Diversification Opportunities for Driven Brands and FT Vest
-0.08 | Correlation Coefficient |
Good diversification
The 3 months correlation between Driven and DHDG is -0.08. Overlapping area represents the amount of risk that can be diversified away by holding Driven Brands Holdings and FT Vest Equity in the same portfolio, assuming nothing else is changed. The correlation between historical prices or returns on FT Vest Equity and Driven Brands is a relative statistical measure of the degree to which these equity instruments tend to move together. The correlation coefficient measures the extent to which returns on Driven Brands Holdings are associated (or correlated) with FT Vest. Values of the correlation coefficient range from -1 to +1, where. The correlation of zero (0) is possible when the price movement of FT Vest Equity has no effect on the direction of Driven Brands i.e., Driven Brands and FT Vest go up and down completely randomly.

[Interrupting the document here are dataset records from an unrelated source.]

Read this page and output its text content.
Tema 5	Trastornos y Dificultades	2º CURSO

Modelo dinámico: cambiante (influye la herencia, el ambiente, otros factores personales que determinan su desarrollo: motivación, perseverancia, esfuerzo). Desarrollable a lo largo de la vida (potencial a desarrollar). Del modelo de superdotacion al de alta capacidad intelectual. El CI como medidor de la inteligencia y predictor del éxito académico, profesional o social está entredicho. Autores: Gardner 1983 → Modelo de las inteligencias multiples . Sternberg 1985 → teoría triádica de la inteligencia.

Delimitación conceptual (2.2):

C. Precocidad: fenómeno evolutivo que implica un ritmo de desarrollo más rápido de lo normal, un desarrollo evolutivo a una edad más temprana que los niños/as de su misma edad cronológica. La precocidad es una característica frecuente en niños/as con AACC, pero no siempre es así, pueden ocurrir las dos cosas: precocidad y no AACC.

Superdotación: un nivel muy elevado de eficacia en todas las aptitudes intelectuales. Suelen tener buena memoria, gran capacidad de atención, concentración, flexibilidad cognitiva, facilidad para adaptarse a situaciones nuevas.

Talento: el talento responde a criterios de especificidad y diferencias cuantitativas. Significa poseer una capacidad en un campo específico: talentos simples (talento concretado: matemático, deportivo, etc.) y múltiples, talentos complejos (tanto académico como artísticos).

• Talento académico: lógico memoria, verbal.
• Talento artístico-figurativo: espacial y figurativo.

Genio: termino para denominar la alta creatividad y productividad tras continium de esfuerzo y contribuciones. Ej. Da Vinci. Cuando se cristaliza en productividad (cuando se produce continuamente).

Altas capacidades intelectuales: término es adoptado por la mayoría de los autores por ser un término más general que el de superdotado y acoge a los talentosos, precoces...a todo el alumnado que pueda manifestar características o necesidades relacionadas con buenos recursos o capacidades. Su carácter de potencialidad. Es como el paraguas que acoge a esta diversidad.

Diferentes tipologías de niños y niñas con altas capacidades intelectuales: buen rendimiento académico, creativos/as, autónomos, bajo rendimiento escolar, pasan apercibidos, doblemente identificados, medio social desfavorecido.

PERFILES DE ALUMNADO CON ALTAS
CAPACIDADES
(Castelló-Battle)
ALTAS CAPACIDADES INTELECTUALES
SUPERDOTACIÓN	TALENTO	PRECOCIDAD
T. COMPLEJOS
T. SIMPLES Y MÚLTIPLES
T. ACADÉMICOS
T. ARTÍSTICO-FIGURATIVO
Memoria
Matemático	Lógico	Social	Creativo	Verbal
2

Pair Corralation between Driven Brands and FT Vest
Given the investment horizon of 90 days Driven Brands Holdings is expected to under-perform the FT Vest. In addition to that, Driven Brands is 9.57 times more volatile than FT Vest Equity. It trades about -0.02 of its total potential returns per unit of risk. FT Vest Equity is currently generating about 0.2 per unit of volatility. If you would invest 3,103 in FT Vest Equity on May 4, 2025 and sell it today you would earn a total of 80.00 from holding FT Vest Equity or generate 2.58% return on investment over 90 days.
Time Period | 3 Months [change] |
Direction | Moves Against |
Strength | Insignificant |
Accuracy | 100.0% |
Values | Daily Returns |
Driven Brands Holdings vs. FT Vest Equity
Performance |
Timeline |
Driven Brands Holdings |
FT Vest Equity |
Driven Brands and FT Vest Volatility Contrast
Predicted Return Density |
Returns |
Pair Trading with Driven Brands and FT Vest
The main advantage of trading using opposite Driven Brands and FT Vest positions is that it hedges away some unsystematic risk. Because of two separate transactions, even if Driven Brands position performs unexpectedly, FT Vest can make up some of the losses. Pair trading also minimizes risk from directional movements in the market. For example, if an entire industry or sector drops because of unexpected headlines, the short position in FT Vest will offset losses from the drop in FT Vest's long position.Driven Brands vs. Cars Inc | Driven Brands vs. Dream Finders Homes | Driven Brands vs. Group 1 Automotive | Driven Brands vs. KAR Auction Services |
FT Vest vs. Northern Lights | FT Vest vs. Dimensional International High | FT Vest vs. Horizon Funds | FT Vest vs. First Trust Exchange Traded |
Check out your portfolio center.Note that this page's information should be used as a complementary analysis to find the right mix of equity instruments to add to your existing portfolios or create a brand new portfolio. You can also try the Portfolio Anywhere module to track or share privately all of your investments from the convenience of any device.